For your story, make sure you realize that this is not exactly how you would get to the Oort cloud. In CSR mode you will be accelerating at very low thrust, spiraling outward. In electric propulsion, the manuever is called a non-impulsive burn. The calculation is simple if your starting and target orbit are both circular, but thats not what you are talking about. However, I can say that you will either need more fuel or to take longer than assuming a straight line trajectory.

Re: Polywell for spacecraft

Posted: Tue Mar 03, 2009 9:18 am
by Quaoar
Jeff Peachman wrote:
For your story, make sure you realize that this is not exactly how you would get to the Oort cloud. In CSR mode you will be accelerating at very low thrust, spiraling outward. In electric propulsion, the manuever is called a non-impulsive burn. The calculation is simple if your starting and target orbit are both circular, but thats not what you are talking about. However, I can say that you will either need more fuel or to take longer than assuming a straight line trajectory.
Dr. B's spaceships are in gigawatt range, so even at high specific impulse the thrust is not very low as a solar panel powered ion thruster like New Dawn probe. For example, a CSR speceship of 600 tons, with a 15 GW CSR rocket setted at an exaust velocity of 500 km/s has an initial acceleration of 0.1 m/s2 and can reach a cruising speed of 250 km/s in 23 days of continous thrust, and travel to the Kuiper Belt on hyperbolic trajectory in almost 10 month.

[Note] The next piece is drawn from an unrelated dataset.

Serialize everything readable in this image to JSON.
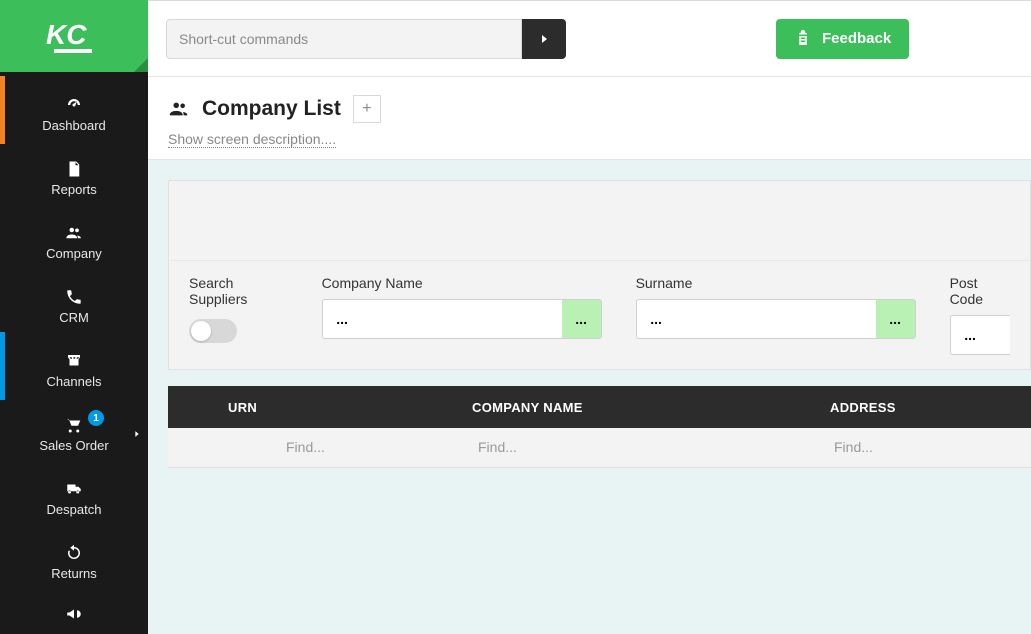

Posted: Wed Mar 04, 2009 1:23 am
by Jeff Peachman
Well there will still be a nice big curve in your trajectory =)

Posted: Wed Mar 04, 2009 9:06 am
by Quaoar
Jeff Peachman wrote:Well there will still be a nice big curve in your trajectory =)
Shure. I'm not an expert, but I think, that in the acceleration phase is initially an ellipse. The eccentricity of the ellipse will increase untill the curve will become parabolic and after hyperbolic.
For short travel in ARC modality, in the Saturn's moon system for example, trajectory will be bitangential ellipses (Hohmann Orbits) or more rapid monotangential ellipses.